Jumpers Cinema opened in 1973, when residents began leaving drive-ins in favor of suburban theaters that turned into teen-agers' hangouts. But by the mid-1980s, as the orange walls began to fade and patrons began heading to newer theaters with neon lighting inside malls, Jumpers, like dozens of other theaters, turned discount. The Northpoint Plaza 4 in Dundalk, which followed suit, closed last summer.
By the early 1990s, even with the heavy ticket discount, the crowds had disappeared. Two theaters in Bel Air and one in Reisterstown Road Plaza are the area's only remaining discount theaters.
Charles Hill, manager of Premier Cinemas in the Reisterstown Road Plaza, said they're following the same pattern as other theaters, just a little behind schedule. Six months ago they became a discount theater, but they are hoping that with all the competition dropping out they can make it work.
"Once they built the megaplex at White Marsh, that theater set the tone for theaters all over Baltimore," Hill said. "Theaters that charge $7 or more have to have digital sound, stadium seating, like a premier. When we charged $6.25, people said, 'I can pay 75 cents more and get all that.' "
News of the closing made some patrons on a recent night at Jumpers Mall nostalgic for the years they spent there on dates or laughing with their children.
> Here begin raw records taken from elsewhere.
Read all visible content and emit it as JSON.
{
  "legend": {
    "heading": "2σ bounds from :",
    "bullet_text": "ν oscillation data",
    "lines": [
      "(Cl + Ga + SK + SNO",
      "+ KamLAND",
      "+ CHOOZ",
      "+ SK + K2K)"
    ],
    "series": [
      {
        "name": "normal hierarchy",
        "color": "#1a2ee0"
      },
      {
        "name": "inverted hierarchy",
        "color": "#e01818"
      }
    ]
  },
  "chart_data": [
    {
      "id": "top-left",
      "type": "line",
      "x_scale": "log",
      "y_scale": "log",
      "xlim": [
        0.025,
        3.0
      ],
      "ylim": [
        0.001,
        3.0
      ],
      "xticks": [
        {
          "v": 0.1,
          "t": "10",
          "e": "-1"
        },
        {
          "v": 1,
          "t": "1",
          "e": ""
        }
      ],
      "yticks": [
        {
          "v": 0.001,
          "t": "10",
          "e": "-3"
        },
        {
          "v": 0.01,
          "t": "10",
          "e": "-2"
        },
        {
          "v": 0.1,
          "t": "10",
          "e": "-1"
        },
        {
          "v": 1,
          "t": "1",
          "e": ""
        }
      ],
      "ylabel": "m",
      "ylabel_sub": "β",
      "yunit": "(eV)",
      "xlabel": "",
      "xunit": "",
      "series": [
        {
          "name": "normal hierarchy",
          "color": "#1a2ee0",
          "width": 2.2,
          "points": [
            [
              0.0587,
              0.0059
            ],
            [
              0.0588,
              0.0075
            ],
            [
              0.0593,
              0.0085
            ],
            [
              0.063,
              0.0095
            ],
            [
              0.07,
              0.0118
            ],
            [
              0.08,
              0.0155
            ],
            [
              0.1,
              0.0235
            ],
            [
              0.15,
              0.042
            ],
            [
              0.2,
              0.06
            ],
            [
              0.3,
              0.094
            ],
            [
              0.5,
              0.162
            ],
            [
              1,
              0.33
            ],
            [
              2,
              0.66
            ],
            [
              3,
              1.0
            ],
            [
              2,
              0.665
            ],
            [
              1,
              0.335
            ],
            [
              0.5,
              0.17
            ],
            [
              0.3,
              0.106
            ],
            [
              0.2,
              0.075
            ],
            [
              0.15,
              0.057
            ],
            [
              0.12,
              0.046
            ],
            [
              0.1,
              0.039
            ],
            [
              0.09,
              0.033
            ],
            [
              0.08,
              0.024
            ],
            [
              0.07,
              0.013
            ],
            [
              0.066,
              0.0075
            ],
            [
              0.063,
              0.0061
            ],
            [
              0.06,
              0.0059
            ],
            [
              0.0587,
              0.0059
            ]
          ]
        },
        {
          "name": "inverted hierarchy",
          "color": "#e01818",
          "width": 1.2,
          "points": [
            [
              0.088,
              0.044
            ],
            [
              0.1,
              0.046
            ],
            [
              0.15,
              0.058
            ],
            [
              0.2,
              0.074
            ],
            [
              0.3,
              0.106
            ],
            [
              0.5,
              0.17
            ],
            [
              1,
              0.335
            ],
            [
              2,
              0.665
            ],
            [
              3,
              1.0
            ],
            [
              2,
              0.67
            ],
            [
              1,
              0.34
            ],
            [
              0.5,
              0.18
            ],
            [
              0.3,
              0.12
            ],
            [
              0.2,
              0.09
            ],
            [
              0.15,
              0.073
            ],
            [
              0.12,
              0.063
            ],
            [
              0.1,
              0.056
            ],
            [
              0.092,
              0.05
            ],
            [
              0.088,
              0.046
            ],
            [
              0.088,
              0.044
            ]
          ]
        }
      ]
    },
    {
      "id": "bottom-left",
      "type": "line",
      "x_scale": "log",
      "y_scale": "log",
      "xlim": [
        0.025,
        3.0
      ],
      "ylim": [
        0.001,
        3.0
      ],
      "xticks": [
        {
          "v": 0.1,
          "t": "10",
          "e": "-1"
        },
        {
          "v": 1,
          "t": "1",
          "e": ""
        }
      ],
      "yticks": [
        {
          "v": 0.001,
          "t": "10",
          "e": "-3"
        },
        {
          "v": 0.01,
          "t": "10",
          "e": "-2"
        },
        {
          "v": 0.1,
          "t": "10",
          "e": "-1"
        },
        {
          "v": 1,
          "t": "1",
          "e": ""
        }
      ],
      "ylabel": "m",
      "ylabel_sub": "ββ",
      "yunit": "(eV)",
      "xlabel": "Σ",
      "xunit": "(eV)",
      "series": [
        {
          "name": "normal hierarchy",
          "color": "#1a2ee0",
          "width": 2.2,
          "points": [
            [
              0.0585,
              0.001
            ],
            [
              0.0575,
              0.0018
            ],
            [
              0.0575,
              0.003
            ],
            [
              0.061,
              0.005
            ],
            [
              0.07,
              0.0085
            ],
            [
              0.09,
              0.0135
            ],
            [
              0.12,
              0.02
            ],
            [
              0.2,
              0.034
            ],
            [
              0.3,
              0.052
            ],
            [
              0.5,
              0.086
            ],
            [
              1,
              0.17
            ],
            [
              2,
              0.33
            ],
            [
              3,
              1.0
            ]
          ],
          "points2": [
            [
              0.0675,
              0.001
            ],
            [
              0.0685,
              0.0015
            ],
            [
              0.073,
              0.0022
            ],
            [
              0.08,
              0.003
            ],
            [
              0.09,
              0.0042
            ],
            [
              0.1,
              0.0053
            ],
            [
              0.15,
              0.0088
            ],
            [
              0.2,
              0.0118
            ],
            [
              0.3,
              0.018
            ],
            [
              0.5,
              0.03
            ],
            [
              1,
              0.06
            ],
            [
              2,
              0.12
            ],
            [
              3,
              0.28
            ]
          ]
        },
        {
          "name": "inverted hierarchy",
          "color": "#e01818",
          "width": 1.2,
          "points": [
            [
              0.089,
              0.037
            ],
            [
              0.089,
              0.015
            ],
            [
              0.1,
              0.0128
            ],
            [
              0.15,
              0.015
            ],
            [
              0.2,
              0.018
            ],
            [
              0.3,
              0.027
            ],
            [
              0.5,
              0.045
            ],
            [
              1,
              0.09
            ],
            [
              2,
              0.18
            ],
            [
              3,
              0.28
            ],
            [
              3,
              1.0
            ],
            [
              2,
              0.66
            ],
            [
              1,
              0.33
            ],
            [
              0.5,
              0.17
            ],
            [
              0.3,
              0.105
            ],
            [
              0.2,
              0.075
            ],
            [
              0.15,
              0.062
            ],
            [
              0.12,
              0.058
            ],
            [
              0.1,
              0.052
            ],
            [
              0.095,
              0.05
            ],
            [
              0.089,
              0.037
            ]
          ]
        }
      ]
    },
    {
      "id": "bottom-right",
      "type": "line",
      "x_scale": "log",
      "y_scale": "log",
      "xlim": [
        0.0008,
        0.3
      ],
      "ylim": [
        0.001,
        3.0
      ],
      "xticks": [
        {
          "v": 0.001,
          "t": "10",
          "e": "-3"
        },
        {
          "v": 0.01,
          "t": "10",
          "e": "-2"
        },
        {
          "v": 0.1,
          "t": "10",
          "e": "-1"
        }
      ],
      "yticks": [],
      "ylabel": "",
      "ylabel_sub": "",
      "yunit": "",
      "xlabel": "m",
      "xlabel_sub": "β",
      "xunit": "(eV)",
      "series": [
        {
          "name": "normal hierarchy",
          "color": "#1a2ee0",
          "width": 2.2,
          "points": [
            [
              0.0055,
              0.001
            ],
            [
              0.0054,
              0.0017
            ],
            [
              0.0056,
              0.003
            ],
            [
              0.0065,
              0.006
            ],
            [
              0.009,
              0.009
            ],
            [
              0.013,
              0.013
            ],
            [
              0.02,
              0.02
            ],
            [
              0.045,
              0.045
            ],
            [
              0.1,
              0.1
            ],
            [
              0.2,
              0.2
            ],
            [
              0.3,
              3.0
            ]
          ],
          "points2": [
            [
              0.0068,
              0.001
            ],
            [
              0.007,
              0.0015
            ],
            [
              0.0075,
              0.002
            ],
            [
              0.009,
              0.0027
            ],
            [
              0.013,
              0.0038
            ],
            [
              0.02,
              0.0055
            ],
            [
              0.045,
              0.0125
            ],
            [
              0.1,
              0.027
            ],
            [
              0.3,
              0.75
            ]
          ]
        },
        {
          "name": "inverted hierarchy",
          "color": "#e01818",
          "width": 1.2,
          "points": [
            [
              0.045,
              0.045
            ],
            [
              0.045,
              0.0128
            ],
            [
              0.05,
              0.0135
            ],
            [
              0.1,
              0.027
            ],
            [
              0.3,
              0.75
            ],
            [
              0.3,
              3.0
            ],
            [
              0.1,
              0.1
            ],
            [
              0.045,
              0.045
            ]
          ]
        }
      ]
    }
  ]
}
For all the flash of the new theaters, they said, the one thing the discount theaters always offered was the promise that all could afford a show.
"I would like to see someone take a drive-in theater and make it a historical landmark," Steve Schottroff said on his way into the theater. "And maybe we should save a few of these theaters, too, just so others can see how the regular people lived."